Von der Lorenz-Entführung bis Rot-Rot: Der langjährige Parlamentssprecher Lutz-Rainer Düsing hat viel mitgemacht. Jetzt geht er in Rente – und weiß schon genau, was er nicht vermissen wird: die quälend langen Stunden am Ende der Plenarsitzungen

VON ULRICH SCHULTE

taz: Vom Parlamentssprecher zum Ruheständler – ist das nicht wie ein Vollbremsung von 100 Stundenkilometern auf null?

Lutz-Rainer Düsing: Nicht ganz. Zu Hause wartet noch einiges an Papierkram auf mich, der meiner Arbeit hier ähnelt. Aber Sie haben schon Recht: Dicht dran an wichtigen Persönlichkeiten zu sein, an Entscheidungsprozessen, das hat seinen Reiz. Es ist ein seltsames Gefühl, plötzlich außen vor zu bleiben. Ich glaube allerdings nicht, dass ich mir zu Hause regelmäßig Plenarsitzungen im Fernsehen anschaue. So schlimm ist der Entzug dann doch nicht.

Wie würden Sie Ihren Beruf einem Kind erklären?

Ich bin ein Politik-Übersetzer. Zunächst muss ich im Parlament am Ball bleiben: In Sitzungen gehen, in den Ältestenrat, mit dem Parlamentspräsidenten reden, und so weiter. Nur wenn ich informiert bin, kann ich der Öffentlichkeit die Arbeit des Parlaments erklären. Das muss ich verständlich tun. Politiker, Juristen und Beamte drücken sich oft kompliziert aus, das übersetzen wir ins Deutsche. Der Unterschied zu den Pressestellen der Fraktionen ist, dass die immer auch ihre eigenen politischen Ziele rüberbringen. Wir arbeiten strikt überparteilich. Der Abgeordnetenhauspräsident ist für alle da.

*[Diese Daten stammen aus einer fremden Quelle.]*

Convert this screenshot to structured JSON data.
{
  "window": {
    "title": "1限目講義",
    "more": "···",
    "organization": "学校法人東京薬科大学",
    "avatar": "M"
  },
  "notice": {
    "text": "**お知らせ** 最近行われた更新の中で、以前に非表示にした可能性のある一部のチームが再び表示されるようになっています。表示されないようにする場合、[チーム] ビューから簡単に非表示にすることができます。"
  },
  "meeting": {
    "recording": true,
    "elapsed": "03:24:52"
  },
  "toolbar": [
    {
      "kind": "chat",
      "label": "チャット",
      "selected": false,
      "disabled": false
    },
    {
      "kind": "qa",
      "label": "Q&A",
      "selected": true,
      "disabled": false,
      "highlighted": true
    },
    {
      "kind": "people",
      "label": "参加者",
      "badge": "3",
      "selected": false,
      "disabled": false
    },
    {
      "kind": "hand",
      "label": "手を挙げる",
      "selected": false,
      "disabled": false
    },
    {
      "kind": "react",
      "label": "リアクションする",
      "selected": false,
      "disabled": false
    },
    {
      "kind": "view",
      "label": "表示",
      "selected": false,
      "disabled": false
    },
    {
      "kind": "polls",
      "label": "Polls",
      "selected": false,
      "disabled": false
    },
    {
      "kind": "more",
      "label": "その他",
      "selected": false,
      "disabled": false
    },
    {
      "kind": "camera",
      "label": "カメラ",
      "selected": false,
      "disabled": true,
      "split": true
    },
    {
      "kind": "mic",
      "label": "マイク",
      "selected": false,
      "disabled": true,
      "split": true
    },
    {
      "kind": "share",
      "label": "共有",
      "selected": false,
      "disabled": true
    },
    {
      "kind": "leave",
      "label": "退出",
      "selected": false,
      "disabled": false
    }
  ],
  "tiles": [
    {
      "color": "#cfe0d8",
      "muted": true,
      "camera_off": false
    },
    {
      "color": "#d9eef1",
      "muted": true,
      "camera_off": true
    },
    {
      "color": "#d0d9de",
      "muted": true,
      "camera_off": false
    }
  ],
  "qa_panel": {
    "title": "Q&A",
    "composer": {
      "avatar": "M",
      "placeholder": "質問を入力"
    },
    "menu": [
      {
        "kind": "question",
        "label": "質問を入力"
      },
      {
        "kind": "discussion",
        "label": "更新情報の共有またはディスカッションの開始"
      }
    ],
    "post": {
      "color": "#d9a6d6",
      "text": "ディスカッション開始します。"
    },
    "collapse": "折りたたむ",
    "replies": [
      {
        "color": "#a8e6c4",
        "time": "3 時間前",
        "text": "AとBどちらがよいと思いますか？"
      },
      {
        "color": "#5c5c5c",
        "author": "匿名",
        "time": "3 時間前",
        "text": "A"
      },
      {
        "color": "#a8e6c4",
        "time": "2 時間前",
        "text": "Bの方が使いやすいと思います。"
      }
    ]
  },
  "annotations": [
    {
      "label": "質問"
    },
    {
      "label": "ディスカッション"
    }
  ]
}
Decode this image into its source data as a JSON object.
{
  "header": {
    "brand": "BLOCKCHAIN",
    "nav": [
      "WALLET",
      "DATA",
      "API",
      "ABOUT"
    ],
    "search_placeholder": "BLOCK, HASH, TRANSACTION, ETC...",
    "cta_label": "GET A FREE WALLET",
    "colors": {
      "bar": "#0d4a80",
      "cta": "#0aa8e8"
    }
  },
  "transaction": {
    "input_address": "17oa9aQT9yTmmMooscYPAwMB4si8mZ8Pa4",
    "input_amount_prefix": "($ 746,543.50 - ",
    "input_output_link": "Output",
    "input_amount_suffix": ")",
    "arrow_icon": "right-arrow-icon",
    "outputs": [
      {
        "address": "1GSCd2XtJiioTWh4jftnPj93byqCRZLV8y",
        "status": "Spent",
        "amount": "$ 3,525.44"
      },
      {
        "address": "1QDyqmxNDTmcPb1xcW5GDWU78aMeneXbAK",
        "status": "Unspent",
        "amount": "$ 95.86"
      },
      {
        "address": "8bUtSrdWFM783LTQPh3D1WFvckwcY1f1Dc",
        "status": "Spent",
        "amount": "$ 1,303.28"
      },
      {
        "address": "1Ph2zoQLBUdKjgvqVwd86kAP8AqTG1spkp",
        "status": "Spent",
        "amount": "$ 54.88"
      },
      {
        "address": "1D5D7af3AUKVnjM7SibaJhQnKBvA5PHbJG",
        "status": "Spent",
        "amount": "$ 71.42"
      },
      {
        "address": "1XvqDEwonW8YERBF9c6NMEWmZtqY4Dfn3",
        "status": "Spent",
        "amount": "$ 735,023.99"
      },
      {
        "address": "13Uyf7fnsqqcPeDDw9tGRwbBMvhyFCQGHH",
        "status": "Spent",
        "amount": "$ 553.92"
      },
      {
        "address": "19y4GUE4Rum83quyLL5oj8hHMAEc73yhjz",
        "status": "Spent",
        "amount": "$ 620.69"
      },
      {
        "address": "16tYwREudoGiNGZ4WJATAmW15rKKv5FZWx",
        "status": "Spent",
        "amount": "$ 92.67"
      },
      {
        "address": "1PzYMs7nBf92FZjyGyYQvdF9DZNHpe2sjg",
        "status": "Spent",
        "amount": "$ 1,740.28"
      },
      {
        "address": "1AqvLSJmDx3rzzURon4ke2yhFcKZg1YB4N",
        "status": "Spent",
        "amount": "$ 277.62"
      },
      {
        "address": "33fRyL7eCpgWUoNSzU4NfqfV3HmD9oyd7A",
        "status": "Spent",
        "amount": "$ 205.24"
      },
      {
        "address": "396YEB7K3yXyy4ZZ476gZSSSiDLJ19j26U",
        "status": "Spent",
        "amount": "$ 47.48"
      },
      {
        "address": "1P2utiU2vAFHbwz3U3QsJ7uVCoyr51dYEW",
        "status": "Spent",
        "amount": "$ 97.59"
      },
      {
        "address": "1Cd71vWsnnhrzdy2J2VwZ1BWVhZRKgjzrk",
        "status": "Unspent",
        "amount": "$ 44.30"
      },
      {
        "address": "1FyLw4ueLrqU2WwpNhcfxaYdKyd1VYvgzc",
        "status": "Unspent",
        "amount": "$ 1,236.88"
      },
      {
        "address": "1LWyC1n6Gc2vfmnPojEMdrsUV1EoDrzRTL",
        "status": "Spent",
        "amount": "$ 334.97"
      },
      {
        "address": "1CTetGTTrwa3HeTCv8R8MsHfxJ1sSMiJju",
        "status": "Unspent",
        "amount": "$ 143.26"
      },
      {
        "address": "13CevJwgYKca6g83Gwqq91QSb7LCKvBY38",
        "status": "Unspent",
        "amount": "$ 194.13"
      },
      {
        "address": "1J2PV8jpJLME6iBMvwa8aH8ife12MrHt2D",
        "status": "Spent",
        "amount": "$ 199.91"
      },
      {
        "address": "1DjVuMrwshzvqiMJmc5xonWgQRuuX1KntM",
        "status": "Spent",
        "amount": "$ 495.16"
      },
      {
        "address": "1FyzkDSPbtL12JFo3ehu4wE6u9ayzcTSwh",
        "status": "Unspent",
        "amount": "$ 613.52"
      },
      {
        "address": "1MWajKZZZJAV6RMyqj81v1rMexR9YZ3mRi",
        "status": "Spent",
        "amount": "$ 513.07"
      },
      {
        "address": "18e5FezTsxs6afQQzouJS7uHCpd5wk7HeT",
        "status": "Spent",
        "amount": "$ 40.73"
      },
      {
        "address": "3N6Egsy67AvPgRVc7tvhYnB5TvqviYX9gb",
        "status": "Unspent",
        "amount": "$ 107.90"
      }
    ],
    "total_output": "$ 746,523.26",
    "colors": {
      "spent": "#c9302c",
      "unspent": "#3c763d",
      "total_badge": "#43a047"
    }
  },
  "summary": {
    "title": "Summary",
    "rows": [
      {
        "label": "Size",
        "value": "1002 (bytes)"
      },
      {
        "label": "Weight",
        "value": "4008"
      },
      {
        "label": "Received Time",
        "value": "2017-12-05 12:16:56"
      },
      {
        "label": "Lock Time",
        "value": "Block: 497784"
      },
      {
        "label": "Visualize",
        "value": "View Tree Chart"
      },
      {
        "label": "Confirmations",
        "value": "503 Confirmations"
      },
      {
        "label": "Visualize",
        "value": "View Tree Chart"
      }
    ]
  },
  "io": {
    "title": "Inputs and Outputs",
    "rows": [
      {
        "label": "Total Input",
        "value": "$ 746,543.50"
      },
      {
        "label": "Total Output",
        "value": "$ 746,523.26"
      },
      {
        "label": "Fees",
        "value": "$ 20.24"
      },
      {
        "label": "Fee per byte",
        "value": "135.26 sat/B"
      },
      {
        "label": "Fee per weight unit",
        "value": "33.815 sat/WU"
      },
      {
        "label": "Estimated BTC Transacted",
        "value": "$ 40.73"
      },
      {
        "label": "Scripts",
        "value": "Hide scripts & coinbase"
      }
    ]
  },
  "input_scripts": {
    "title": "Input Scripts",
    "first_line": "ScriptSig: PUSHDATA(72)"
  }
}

Sind Sie Mitglied einer Partei?

Ja, ich bin Sozialdemokrat. Ich habe aber die längste Zeit unter CDU-Präsidenten gearbeitet – denken Sie an Reinhard Führer oder Hanna-Renate Laurien. Alle haben ihre Position als überparteilich verstanden. Sie haben nicht gezögert, eigene Leute in Plenarsitzungen zur Ordnung zu rufen. In meiner Zeit habe ich acht Präsidenten gedient und einer Präsidentin. In zehn Wahlperioden. Ich habe extra nachgezählt.

Fällt es schwer, die eigene politische Meinung außen vor zu lassen?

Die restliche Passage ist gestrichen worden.